30 Jan, 2008

1 commit

  • The break_lock data structure and code for spinlocks is quite nasty.
    Not only does it double the size of a spinlock but it changes locking to
    a potentially less optimal trylock.

    Put all of that under CONFIG_GENERIC_LOCKBREAK, and introduce a
    __raw_spin_is_contended that uses the lock data itself to determine whether
    there are waiters on the lock, to be used if CONFIG_GENERIC_LOCKBREAK is
    not set.

    Rename need_lockbreak to spin_needbreak, make it use spin_is_contended to
    decouple it from the spinlock implementation, and make it typesafe (rwlocks
    do not have any need_lockbreak sites -- why do they even get bloated up
    with that break_lock then?).

    Signed-off-by: Nick Piggin
    Signed-off-by: Ingo Molnar
    Signed-off-by: Thomas Gleixner

    Nick Piggin
     

18 Jan, 2008

1 commit

  • This likely fixes the oops in __lock_acquire reported as:

    http://www.kerneloops.org/raw.php?rawid=2753&msgid=
    http://www.kerneloops.org/raw.php?rawid=2749&msgid=

    In these reported oopses, start_this_handle is returning -EROFS.

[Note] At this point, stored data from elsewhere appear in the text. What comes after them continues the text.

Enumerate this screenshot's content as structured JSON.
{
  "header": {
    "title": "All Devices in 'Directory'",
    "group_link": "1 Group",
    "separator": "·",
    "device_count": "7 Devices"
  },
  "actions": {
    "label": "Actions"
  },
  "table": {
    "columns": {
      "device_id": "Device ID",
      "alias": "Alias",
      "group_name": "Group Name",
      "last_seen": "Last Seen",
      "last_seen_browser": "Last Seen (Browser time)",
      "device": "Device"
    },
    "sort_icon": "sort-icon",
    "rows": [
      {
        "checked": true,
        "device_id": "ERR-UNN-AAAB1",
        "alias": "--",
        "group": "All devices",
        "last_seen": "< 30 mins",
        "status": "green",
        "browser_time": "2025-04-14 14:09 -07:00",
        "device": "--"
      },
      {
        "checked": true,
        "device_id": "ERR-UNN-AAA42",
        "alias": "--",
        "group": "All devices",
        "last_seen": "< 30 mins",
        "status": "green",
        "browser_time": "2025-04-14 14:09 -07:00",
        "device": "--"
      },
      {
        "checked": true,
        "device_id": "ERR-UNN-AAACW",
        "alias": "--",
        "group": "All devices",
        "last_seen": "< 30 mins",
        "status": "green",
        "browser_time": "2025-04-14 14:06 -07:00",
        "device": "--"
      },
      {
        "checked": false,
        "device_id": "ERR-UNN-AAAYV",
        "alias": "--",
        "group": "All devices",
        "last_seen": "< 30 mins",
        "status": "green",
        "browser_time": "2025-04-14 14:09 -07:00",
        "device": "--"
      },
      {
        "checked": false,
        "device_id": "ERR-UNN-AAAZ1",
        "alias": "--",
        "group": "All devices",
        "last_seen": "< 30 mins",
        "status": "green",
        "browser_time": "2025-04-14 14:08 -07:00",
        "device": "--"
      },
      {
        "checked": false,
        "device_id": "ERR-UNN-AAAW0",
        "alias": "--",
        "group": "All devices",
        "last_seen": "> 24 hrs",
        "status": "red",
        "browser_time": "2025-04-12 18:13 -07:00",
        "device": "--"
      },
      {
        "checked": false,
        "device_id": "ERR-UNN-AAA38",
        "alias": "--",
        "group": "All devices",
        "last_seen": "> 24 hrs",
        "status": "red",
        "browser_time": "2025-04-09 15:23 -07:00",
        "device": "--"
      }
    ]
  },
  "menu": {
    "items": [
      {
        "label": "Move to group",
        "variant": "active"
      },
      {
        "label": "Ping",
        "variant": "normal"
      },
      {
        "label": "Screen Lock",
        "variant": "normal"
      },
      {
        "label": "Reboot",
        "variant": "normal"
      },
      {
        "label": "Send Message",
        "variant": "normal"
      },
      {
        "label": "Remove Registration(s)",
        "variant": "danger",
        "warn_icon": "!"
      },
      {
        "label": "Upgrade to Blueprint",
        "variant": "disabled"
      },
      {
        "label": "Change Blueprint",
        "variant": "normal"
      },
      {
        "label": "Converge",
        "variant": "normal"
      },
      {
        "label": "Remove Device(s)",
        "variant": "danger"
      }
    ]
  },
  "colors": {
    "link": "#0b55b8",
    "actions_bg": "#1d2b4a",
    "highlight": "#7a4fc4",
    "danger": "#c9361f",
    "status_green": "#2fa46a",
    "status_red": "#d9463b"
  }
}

    Signed-off-by: Jonas Bonn
    Signed-off-by: Andrew Morton
    Signed-off-by: Linus Torvalds

    Jonas Bonn
     

06 Dec, 2007

1 commit

  • Before we start committing a transaction, we call
    __journal_clean_checkpoint_list() to cleanup transaction's written-back
    buffers.

    If this call happens to remove all of them (and there were already some
    buffers), __journal_remove_checkpoint() will decide to free the transaction
    because it isn't (yet) a committing transaction and soon we fail some
    assertion - the transaction really isn't ready to be freed :).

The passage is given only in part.